Osoba cierpiąca na cukrzycę typu 1 zmuszona jest do regularnego przyjmowania insuliny w postaci zastrzyków. Skrupulatne kontrolowanie poziomu cukru we krwi oraz jego regulowanie za pomocą iniekcji jest dla niej niezwykle istotne, a także dość uciążliwe. Jak dotąd nie udało się opracować skutecznego lekarstwa, które pozwalałoby zaprzestać stosowania iniekcji. Zespół badawczy z nowojorskiego Uniwersytetu Cornell odkrył jednak pewien sposób, aby pomóc osobom chorym na cukrzycę.
Od jakiegoś czasu wiadomo, że alternatywą zastrzyków z insuliną są przeszczepy komórek wysp trzustkowych, uzyskiwanych w następstwie modyfikacji komórek macierzystych. Po zabiegu tym pacjent jest jednak zmuszony do zażywania immunosupresantów. Aby zminimalizować odpowiedź immunologiczna na przeszczepione komórki, wprowadza się je do organizmu w postaci zamkniętych kapsułek hydrożelowych, których jednak nie można w łatwy sposób usunąć. Trudność ta wynika z faktu iż kapsułek tych jest bardzo dużo oraz że nie są one ze sobą połączone. Ich likwidacja po zabiegu jest więc niemal niemożliwa, co wiąże się z kolei z ryzykiem powstawania guzów.
Rozwiązaniem tego problemu okazała się opracowana przez naukowców z Uniwersytetu Cornell nić, która przypomina pajęczynę (TRAFFIC, ang. Thread-Reinforced Alginate Fibre for Islets enCapsulation). Inspiracją do stworzenia takiego modelu była obserwacja kropli wody osadzającej się na pajęczynie. Próba odtworzenia tego zjawiska w laboratorium doprowadziła do opracowania nici polimerowej o nanoporowatej strukturze. Początkowo są to 2 nylonowe nici zwinięte helikalnie, które następnie są wielokrotnie składane w taki sposób, aby ostatecznie utworzyły porowatą strukturę. Nić jest w końcowym etapie pokrywana cienka warstwą hydrożelu, w którym zawieszone są komórki wysp trzustkowych.
Według naukowców wykorzystanie nici powleczonej hydrożelem do przeszczepu komórek trzustki to mało inwazyjny zabieg laparoskopowy. Aby uzyskać optymalny efekt, konieczne jest wprowadzenie nici o długości ok. 15 cm do jamy otrzewnowej pacjenta.

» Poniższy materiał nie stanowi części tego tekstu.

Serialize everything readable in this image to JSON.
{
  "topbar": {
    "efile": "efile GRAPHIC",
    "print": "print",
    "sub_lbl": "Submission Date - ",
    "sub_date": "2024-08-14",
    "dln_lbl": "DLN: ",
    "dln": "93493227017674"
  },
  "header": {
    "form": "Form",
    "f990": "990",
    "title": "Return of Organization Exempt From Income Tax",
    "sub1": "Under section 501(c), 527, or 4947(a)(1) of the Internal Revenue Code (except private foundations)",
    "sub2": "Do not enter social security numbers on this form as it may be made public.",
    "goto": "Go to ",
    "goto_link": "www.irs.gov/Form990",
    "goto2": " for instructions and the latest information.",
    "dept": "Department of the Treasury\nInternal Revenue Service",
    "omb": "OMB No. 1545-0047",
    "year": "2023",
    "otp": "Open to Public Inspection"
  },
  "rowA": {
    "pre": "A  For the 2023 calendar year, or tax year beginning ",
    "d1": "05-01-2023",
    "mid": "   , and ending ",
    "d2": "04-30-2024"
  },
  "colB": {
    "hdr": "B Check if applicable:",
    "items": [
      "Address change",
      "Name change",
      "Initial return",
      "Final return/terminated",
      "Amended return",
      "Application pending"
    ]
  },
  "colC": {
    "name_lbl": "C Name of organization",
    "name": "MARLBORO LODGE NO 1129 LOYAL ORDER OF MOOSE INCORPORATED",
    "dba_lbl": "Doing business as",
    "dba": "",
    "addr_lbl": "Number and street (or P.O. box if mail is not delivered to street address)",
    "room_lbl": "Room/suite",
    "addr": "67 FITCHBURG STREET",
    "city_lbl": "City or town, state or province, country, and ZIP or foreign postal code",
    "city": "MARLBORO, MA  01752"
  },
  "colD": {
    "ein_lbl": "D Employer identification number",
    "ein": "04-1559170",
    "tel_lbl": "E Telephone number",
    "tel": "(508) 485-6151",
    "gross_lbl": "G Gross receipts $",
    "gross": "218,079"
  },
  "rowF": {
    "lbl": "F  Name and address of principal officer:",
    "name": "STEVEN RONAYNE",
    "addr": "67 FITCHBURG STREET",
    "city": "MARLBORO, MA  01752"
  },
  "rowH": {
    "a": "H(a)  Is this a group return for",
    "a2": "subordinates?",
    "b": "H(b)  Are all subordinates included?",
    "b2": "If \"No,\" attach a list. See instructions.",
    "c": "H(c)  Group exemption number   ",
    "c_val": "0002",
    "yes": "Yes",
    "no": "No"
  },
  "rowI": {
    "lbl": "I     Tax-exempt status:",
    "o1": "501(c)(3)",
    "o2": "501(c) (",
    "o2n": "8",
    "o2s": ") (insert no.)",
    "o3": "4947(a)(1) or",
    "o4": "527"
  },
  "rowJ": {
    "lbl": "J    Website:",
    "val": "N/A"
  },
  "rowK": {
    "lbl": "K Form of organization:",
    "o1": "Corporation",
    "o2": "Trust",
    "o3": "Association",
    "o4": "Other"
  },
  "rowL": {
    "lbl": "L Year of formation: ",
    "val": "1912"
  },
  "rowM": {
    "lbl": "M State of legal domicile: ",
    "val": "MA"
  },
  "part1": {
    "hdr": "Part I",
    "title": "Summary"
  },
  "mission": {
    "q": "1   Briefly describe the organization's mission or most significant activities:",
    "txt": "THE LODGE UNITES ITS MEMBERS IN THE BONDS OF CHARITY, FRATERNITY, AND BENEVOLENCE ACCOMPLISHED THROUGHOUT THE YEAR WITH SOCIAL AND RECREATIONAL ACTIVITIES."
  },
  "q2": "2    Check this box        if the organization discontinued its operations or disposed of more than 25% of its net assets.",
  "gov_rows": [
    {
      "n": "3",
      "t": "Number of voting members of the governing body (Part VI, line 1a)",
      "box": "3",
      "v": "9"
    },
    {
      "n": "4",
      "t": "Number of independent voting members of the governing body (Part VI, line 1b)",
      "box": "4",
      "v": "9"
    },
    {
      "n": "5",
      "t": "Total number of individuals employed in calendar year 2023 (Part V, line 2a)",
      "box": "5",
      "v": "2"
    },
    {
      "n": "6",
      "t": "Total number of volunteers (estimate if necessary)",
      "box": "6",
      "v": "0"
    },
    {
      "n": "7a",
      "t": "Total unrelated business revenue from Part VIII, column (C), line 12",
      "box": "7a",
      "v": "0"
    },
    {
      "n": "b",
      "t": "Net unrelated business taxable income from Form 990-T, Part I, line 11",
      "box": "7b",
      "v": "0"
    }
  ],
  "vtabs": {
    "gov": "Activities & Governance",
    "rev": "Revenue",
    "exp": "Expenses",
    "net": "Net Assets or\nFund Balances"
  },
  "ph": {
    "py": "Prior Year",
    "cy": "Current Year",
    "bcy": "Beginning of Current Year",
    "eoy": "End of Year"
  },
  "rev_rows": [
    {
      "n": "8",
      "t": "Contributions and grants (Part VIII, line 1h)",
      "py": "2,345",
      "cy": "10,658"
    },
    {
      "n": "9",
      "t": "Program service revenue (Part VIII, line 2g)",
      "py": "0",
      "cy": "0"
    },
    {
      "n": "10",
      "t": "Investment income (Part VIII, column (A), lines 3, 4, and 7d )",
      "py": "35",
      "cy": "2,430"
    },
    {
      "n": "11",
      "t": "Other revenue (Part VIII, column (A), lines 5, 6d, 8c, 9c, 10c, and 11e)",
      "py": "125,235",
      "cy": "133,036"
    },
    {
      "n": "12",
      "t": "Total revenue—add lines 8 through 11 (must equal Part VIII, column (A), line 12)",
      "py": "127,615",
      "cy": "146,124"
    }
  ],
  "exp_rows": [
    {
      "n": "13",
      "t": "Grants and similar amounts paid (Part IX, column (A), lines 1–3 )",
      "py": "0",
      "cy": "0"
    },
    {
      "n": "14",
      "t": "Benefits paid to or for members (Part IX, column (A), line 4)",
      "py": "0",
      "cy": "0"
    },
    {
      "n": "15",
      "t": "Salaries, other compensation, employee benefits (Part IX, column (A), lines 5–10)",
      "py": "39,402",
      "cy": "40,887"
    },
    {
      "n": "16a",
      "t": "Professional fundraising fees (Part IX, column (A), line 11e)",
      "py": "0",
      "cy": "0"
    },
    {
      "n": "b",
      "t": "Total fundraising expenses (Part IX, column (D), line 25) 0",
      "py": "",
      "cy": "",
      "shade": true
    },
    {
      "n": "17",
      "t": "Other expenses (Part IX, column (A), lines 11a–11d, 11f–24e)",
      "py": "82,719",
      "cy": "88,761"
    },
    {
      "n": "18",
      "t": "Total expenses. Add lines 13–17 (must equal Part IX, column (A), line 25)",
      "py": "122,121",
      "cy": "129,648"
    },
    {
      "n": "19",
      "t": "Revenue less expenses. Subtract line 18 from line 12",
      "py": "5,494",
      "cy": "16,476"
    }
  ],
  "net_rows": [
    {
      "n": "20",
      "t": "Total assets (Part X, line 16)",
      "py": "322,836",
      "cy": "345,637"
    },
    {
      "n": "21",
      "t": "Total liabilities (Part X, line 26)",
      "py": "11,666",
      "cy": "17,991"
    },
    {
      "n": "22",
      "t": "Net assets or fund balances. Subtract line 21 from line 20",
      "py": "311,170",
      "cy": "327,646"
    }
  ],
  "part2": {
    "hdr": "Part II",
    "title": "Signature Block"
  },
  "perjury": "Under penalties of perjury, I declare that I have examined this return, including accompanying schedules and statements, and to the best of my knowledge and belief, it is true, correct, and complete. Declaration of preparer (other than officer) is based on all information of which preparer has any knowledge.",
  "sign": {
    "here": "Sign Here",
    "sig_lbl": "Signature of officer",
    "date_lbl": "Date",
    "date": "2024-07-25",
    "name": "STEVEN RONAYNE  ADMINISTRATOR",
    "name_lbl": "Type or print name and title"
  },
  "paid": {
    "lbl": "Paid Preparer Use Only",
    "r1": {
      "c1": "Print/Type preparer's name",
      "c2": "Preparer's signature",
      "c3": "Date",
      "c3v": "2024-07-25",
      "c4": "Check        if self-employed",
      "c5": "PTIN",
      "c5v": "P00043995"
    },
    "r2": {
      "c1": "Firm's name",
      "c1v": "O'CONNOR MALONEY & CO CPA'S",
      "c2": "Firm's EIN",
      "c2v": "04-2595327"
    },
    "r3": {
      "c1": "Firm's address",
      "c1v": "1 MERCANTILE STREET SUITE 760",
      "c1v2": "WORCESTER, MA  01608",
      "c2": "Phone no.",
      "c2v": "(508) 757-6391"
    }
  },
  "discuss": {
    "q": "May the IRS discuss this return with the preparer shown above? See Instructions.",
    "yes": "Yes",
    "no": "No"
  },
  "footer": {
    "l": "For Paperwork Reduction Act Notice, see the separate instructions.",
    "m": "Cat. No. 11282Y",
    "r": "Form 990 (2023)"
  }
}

Jedna z autorek badań, Flandria, powiedziała: “Do przeprowadzenia takiego zabiegu konieczne jest początkowe wykonanie dwóch nacięć o długości ok 7 mm. Następnie do jamy otrzewnowej pacjenta wprowadza się dwutlenek węgla który ją rozszerza, a tym samym ułatwia przeprowadzenie precyzyjnego zabiegu. Jedno z nacięć służy do wprowadzenia portu z kamerą, umożliwiającej obserwowanie wnętrza organizmu. Drugim nacięciem natomiast wprowadzamy wszczepiany materiał.”
Wyniki przeprowadzonych dotychczas badań sugerują, że zakres przydatności tak wprowadzonych komórek wynosi od 6 do 24 miesięcy. Aby jednak okres ten dokładnie określić, konieczne jest przeprowadzenie dodatkowych testów. Jak na razie wynalazek uzyskał ochronę patentową. Trwają dalsze prace nad sprawdzeniem jego skuteczności oraz przydatności. Naukowcy już teraz jednak przekonują, że opracowane przez nich nici będą prawdziwym panaceum dla diabetyków i pozwolą im wrócić do normalnego funkcjonowania bez zestawu do iniekcji insuliny.